Editor’s Note: This letter contains one possible spoiler about the “Oppenheimer” film.

“Oppenheimer,” the film, is a three-hour long hot and muddled mess, burdened by conflicting and confusing story lines. Some of it written in stream of consciousness, other parts in narrative with a bit of Kubrick’s 2001 thrown in to justify the IMAX showings.

With no traditional beginning, middle and end, the film’s opening title, “Oppenheimer” curiously only appears at the end of the film.

The performances are uneven as is the dialog. Tom Conti does an excellent job as Einstein. So does Robert Downey, Jr. as Lewis Strauss. Cillian Murphy’s interpretation of Oppenheimer is a bit of a caricature. He acts more with his eyes and less through his body. The lead female roles, acted by Florence Pugh and Emily Blunt, are unfortunately portrayed as one-dimensional — dark, angry, and drunk.

What is this film about? The development of the atomic bomb? The despair of the bomb makers? Japan? WW2? Communism and the red scare? Los Alamos and Trinity sites? Patriotism? All the above and none of the above as well as a few other themes stirred into the pot! This film needs an editor and an edit, and you need a master’s degree in that period’s history.

The power of visiting the closed Trinity site, touching its stone monument, running one’s hands over the embedded and still radioactive glass beads strewn across the desert floor and the beauty and monumental quality of the site is not on display here. I know. I’ve been there twice. The most intriguing moment of the film comes at the very end, when, out of nowhere, JFK is tied to the plot’s resolution. Really????!!!

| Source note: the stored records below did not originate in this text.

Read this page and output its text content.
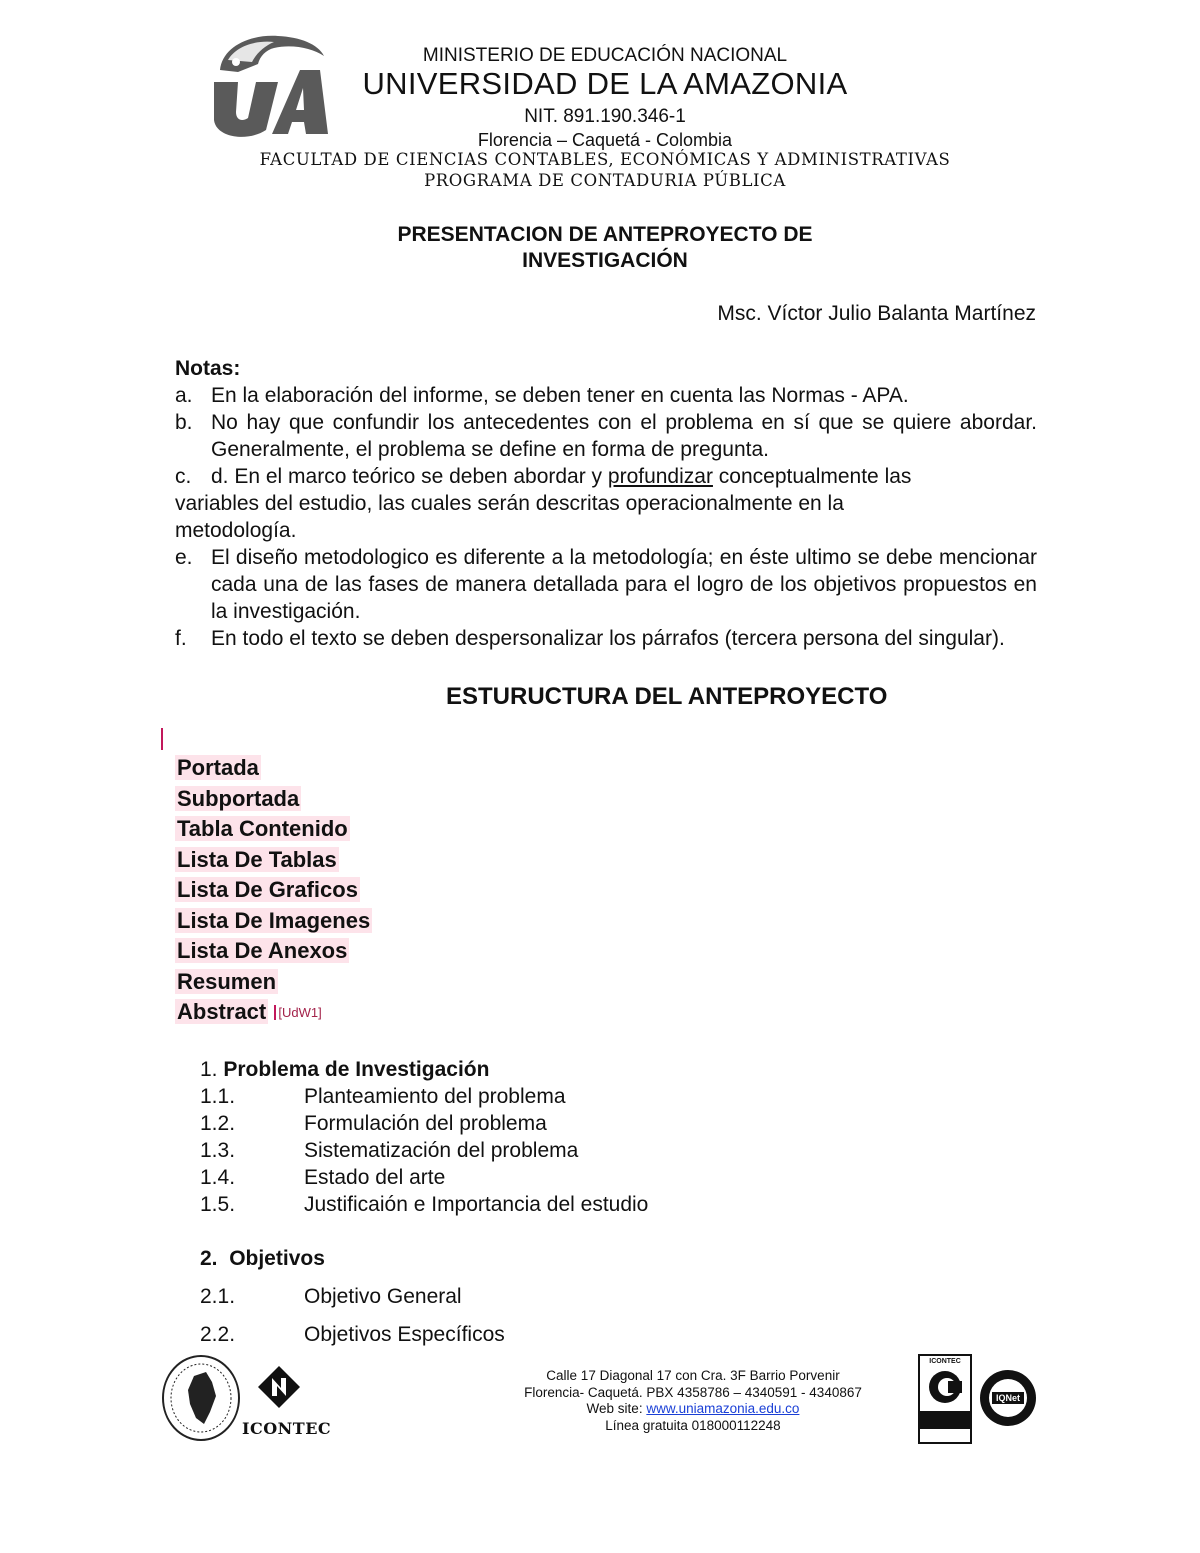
MINISTERIO DE EDUCACIÓN NACIONAL
UNIVERSIDAD DE LA AMAZONIA
NIT. 891.190.346-1
Florencia – Caquetá - Colombia
FACULTAD DE CIENCIAS CONTABLES, ECONÓMICAS Y ADMINISTRATIVAS
PROGRAMA DE CONTADURIA PÚBLICA
PRESENTACION DE ANTEPROYECTO DE
INVESTIGACIÓN
Msc. Víctor Julio Balanta Martínez
Notas:
a. En la elaboración del informe, se deben tener en cuenta las Normas - APA.
b. No hay que confundir los antecedentes con el problema en sí que se quiere abordar. Generalmente, el problema se define en forma de pregunta.
c. d. En el marco teórico se deben abordar y profundizar conceptualmente las
variables del estudio, las cuales serán descritas operacionalmente en la metodología.
e. El diseño metodologico es diferente a la metodología; en éste ultimo se debe mencionar cada una de las fases de manera detallada para el logro de los objetivos propuestos en la investigación.
f.	En todo el texto se deben despersonalizar los párrafos (tercera persona del singular).
ESTURUCTURA DEL ANTEPROYECTO
Portada
Subportada
Tabla Contenido
Lista De Tablas
Lista De Graficos
Lista De Imagenes
Lista De Anexos
Resumen
Abstract [UdW1]
1.
Problema de Investigación
1.1.	Planteamiento del problema
1.2.	Formulación del problema
1.3.	Sistematización del problema
1.4.	Estado del arte
1.5.	Justificaión e Importancia del estudio
2.
Objetivos
2.1.	Objetivo General
2.2.	Objetivos Específicos
ICONTEC
Calle 17 Diagonal 17 con Cra. 3F Barrio Porvenir
Florencia- Caquetá. PBX 4358786 – 4340591 - 4340867
Web site: www.uniamazonia.edu.co
Línea gratuita 018000112248
ICONTEC
IQNet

Watch MSNBC’s excellent Oppenheimer documentary, “To End All War: Oppenheimer & The Atomic Bomb,” first and then this hot mess second, third and fourth! Bring plenty of water and possibly some oxygen. Good luck.

2 Thumbs Down/1 Thumb Up

— Allen Swerdlowe

Allen Swerdlowe, Architect and Fulbright Specialist, lived in Weston for 27 years. He is the former chair of the Building Committee. He currently resides in New Canaan where he is a Commissioner of Planning and Zoning. Allen’s film for the Discovery Channel, “Journeys to Remember,” a documentary about an incident that takes place off the Irish Coast in preparation for D-Day, has been screened at the Weston Historical Society and played for a month on the Discovery Channel. His father’s work on the Manhattan Project and relationship with Robert Oppenheimer is the subject of a screenplay, “The American Son,” which was considered for production by Paramount Pictures. His father Nathan died of plutonium induced cancer in 1958.